Note: if anyone cares to do their own version of this in the comments, I’ll turn it into a separate post here.
Just because Desert Island Discs is old doesn’t mean it isn’t tight. Only eight records? And one book? One luxury?
I never felt much like having a luxury, unless that be an unexpected, inexhaustible barrel of Leffe Blonde, and each of my records would turn out to be sets of 78s the size of the multi-volume encyclopedia I am already forbidden by the Plomley Rules. And as for the book – I’d have Philip Larkin’s “Further Requirements”, which includes his Desert Island Discs.
And how dull to be washed up with what amounts to an Ipod and a broken Amazon Kindle. I want to be washed up with books, music and Youtube clips.
Your Football Desert Island “Discs” are EIGHT football clips, TWO football books, TWO football songs, ONE image and ONE moment in football history in which you can intervene.
These are mine in reverse order. Clips first. Cliche alert:
1. Brazil v England 1970
Still, in my view, the best international match ever played, and the best English team performance of all time. It came against the best international side of all time, and they lost. But so well..
2. David Pleat and Luton v Manchester City 1983
At school in Bedford, Luton were our closest First Division side, so a lot of us supported them by extension. None of us cared about Pleat’s shoes then. I trust we would now. But a good man and a good manager and Spurs’ worst mistake of modern times was to sack him.
3. David Beckham v Greece 2001
Do I really have to justify this one? Save to say, given how Beckham has played for England down the years, in contrast to many who are always about to perform, or promising to perform, or expected to perform, he spends rather a lot of time being the fall guy.
4. Newcastle United v Liverpool
Not that one.

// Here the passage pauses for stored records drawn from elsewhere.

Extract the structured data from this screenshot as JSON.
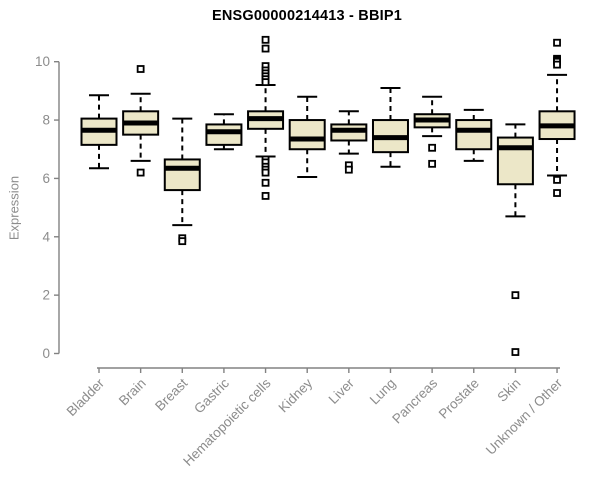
{
  "page": {
    "background": "#ffffff"
  },
  "chart_data": {
    "type": "boxplot",
    "title": "ENSG00000214413 - BBIP1",
    "ylabel": "Expression",
    "xlabel": "",
    "ylim": [
      0,
      10
    ],
    "yticks": [
      0,
      2,
      4,
      6,
      8,
      10
    ],
    "grid": false,
    "legend": "none",
    "categories": [
      "Bladder",
      "Brain",
      "Breast",
      "Gastric",
      "Hematopoietic cells",
      "Kidney",
      "Liver",
      "Lung",
      "Pancreas",
      "Prostate",
      "Skin",
      "Unknown / Other"
    ],
    "series": [
      {
        "category": "Bladder",
        "whisker_low": 6.35,
        "q1": 7.15,
        "median": 7.65,
        "q3": 8.05,
        "whisker_high": 8.85,
        "outliers": []
      },
      {
        "category": "Brain",
        "whisker_low": 6.6,
        "q1": 7.5,
        "median": 7.9,
        "q3": 8.3,
        "whisker_high": 8.9,
        "outliers": [
          9.75,
          6.2
        ]
      },
      {
        "category": "Breast",
        "whisker_low": 4.4,
        "q1": 5.6,
        "median": 6.35,
        "q3": 6.65,
        "whisker_high": 8.05,
        "outliers": [
          3.95,
          3.85
        ]
      },
      {
        "category": "Gastric",
        "whisker_low": 7.0,
        "q1": 7.15,
        "median": 7.6,
        "q3": 7.85,
        "whisker_high": 8.2,
        "outliers": []
      },
      {
        "category": "Hematopoietic cells",
        "whisker_low": 6.75,
        "q1": 7.7,
        "median": 8.05,
        "q3": 8.3,
        "whisker_high": 9.2,
        "outliers": [
          10.75,
          10.45,
          9.85,
          9.7,
          9.6,
          9.5,
          9.4,
          9.3,
          6.65,
          6.55,
          6.4,
          6.3,
          6.2,
          5.85,
          5.4
        ]
      },
      {
        "category": "Kidney",
        "whisker_low": 6.05,
        "q1": 7.0,
        "median": 7.35,
        "q3": 8.0,
        "whisker_high": 8.8,
        "outliers": []
      },
      {
        "category": "Liver",
        "whisker_low": 6.85,
        "q1": 7.3,
        "median": 7.65,
        "q3": 7.85,
        "whisker_high": 8.3,
        "outliers": [
          6.45,
          6.3
        ]
      },
      {
        "category": "Lung",
        "whisker_low": 6.4,
        "q1": 6.9,
        "median": 7.4,
        "q3": 8.0,
        "whisker_high": 9.1,
        "outliers": []
      },
      {
        "category": "Pancreas",
        "whisker_low": 7.45,
        "q1": 7.75,
        "median": 8.0,
        "q3": 8.2,
        "whisker_high": 8.8,
        "outliers": [
          7.05,
          6.5
        ]
      },
      {
        "category": "Prostate",
        "whisker_low": 6.6,
        "q1": 7.0,
        "median": 7.65,
        "q3": 8.0,
        "whisker_high": 8.35,
        "outliers": []
      },
      {
        "category": "Skin",
        "whisker_low": 4.7,
        "q1": 5.8,
        "median": 7.05,
        "q3": 7.4,
        "whisker_high": 7.85,
        "outliers": [
          2.0,
          0.05
        ]
      },
      {
        "category": "Unknown / Other",
        "whisker_low": 6.1,
        "q1": 7.35,
        "median": 7.8,
        "q3": 8.3,
        "whisker_high": 9.55,
        "outliers": [
          10.65,
          10.1,
          10.05,
          10.0,
          9.9,
          5.95,
          5.5
        ]
      }
    ],
    "colors": {
      "box_fill": "#ece7c8",
      "box_stroke": "#000000",
      "median": "#000000",
      "axis": "#828282",
      "tick_label": "#8c8c8c",
      "title": "#000000",
      "outlier_fill": "#ffffff"
    }
  }
}
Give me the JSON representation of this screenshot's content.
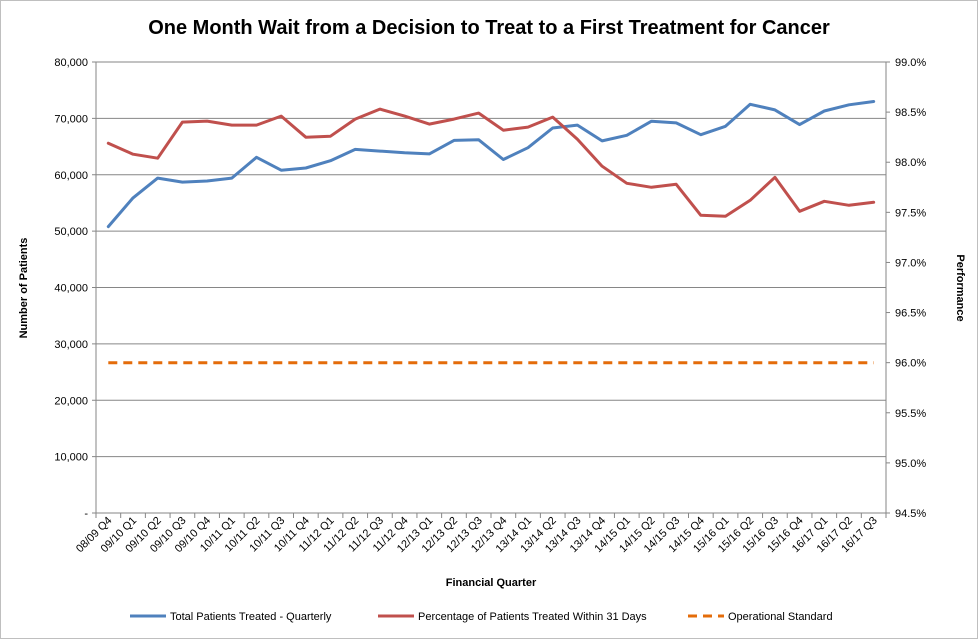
{
  "chart_data": {
    "type": "line",
    "title": "One Month Wait from a Decision to Treat to a First Treatment for Cancer",
    "xlabel": "Financial Quarter",
    "ylabel": "Number of Patients",
    "y2label": "Performance",
    "ylim": [
      0,
      80000
    ],
    "y2lim": [
      94.5,
      99.0
    ],
    "yticks": [
      "-",
      "10,000",
      "20,000",
      "30,000",
      "40,000",
      "50,000",
      "60,000",
      "70,000",
      "80,000"
    ],
    "y2ticks": [
      "94.5%",
      "95.0%",
      "95.5%",
      "96.0%",
      "96.5%",
      "97.0%",
      "97.5%",
      "98.0%",
      "98.5%",
      "99.0%"
    ],
    "grid": true,
    "legend_position": "bottom",
    "categories": [
      "08/09 Q4",
      "09/10 Q1",
      "09/10 Q2",
      "09/10 Q3",
      "09/10 Q4",
      "10/11 Q1",
      "10/11 Q2",
      "10/11 Q3",
      "10/11 Q4",
      "11/12 Q1",
      "11/12 Q2",
      "11/12 Q3",
      "11/12 Q4",
      "12/13 Q1",
      "12/13 Q2",
      "12/13 Q3",
      "12/13 Q4",
      "13/14 Q1",
      "13/14 Q2",
      "13/14 Q3",
      "13/14 Q4",
      "14/15 Q1",
      "14/15 Q2",
      "14/15 Q3",
      "14/15 Q4",
      "15/16 Q1",
      "15/16 Q2",
      "15/16 Q3",
      "15/16 Q4",
      "16/17 Q1",
      "16/17 Q2",
      "16/17 Q3"
    ],
    "series": [
      {
        "name": "Total Patients Treated - Quarterly",
        "axis": "left",
        "color": "#4f81bd",
        "dashed": false,
        "values": [
          50800,
          55900,
          59400,
          58700,
          58900,
          59400,
          63100,
          60800,
          61200,
          62500,
          64500,
          64200,
          63900,
          63700,
          66100,
          66200,
          62700,
          64800,
          68300,
          68800,
          66000,
          67000,
          69500,
          69200,
          67100,
          68600,
          72500,
          71500,
          68900,
          71300,
          72400,
          73000
        ]
      },
      {
        "name": "Percentage of Patients Treated Within 31 Days",
        "axis": "right",
        "color": "#c0504d",
        "dashed": false,
        "values": [
          98.19,
          98.08,
          98.04,
          98.4,
          98.41,
          98.37,
          98.37,
          98.46,
          98.25,
          98.26,
          98.43,
          98.53,
          98.46,
          98.38,
          98.43,
          98.49,
          98.32,
          98.35,
          98.45,
          98.23,
          97.96,
          97.79,
          97.75,
          97.78,
          97.47,
          97.46,
          97.62,
          97.85,
          97.51,
          97.61,
          97.57,
          97.6
        ]
      },
      {
        "name": "Operational Standard",
        "axis": "right",
        "color": "#e46c0a",
        "dashed": true,
        "values": [
          96.0,
          96.0,
          96.0,
          96.0,
          96.0,
          96.0,
          96.0,
          96.0,
          96.0,
          96.0,
          96.0,
          96.0,
          96.0,
          96.0,
          96.0,
          96.0,
          96.0,
          96.0,
          96.0,
          96.0,
          96.0,
          96.0,
          96.0,
          96.0,
          96.0,
          96.0,
          96.0,
          96.0,
          96.0,
          96.0,
          96.0,
          96.0
        ]
      }
    ]
  }
}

This one, which is much better:
5. George Best v Benfica 1968
The best player of all time in my opinion, with apologies to Sir Tom Finney. And Manchester United should always play in blue: more tasteful than that godawful red that I had foisted onto my bedcover as a boy.
6. Michael Owen v Germany 2001
I was too scared to watch this game, spending it over the barbecue talking to a German visitor who was in the same kind of mood. When we finally went inside, it just got better and better and better.
7. They Always Score
1999, the last time I watched a match as a pure fan wanting my team to win. It almost bloody killed me. Remember I’d had to sit through England v Argentina only a year earlier.
8. Rahn schiesst..
It’s the commentary: ten years of international shame, of hunger and bitter cold and hard work such as I can’t imagine, all finding release in one glorious moment. It never fails to raise the hairs on the back of my neck. Hungary has never been the same since. In Berlin, I came across George Szirtes’ new book “Metropole” translated into Hungarian by some guy called Karinthy. Not a patch on the original.
Now for the songs.
1. Three Lions (original version)
The 1998 repeat is embarrassingly bad. But this one went straight onto the terraces. Even I like it. And Brooking’s comments in the opening seconds still apply:
2. The Kop
Not my team, but this has gone now, really: the sound so vast that it overwhelms the microphone. The Beatles wrote England’s folk song book alone during this period, and Morris Dancers should be shot etc.
Here’s my image. It would be a video, had anyone had the sense to wield a film camera.
And two books.
1. “Matt Busby’s Manchester United Scrapbook”
This was actually my second book of football history, but the first to really ram home what was lost at Munich. Glorious photographs, great memories and the inevitable reassurances about Dave Sexton bringing back the glory days.
2. Tor! The History of German Football by Ulrich Hesse-Lichtenberger
Pace Simon Kuper and Jonathan Wilson, still the greatest book ever written about the game. German football has had a far more interesting time of it than English. We’ve had the triumphs, but they’ll always have 1954 to look back on.
And, finally, one moment in which I intervene. As a child, I dreamt of playing: running on to that through ball, and so did you. More recently, I find myself dreaming of management! But really, what I want to do is to shoot the tyres out on aircraft so that they can’t try to take off.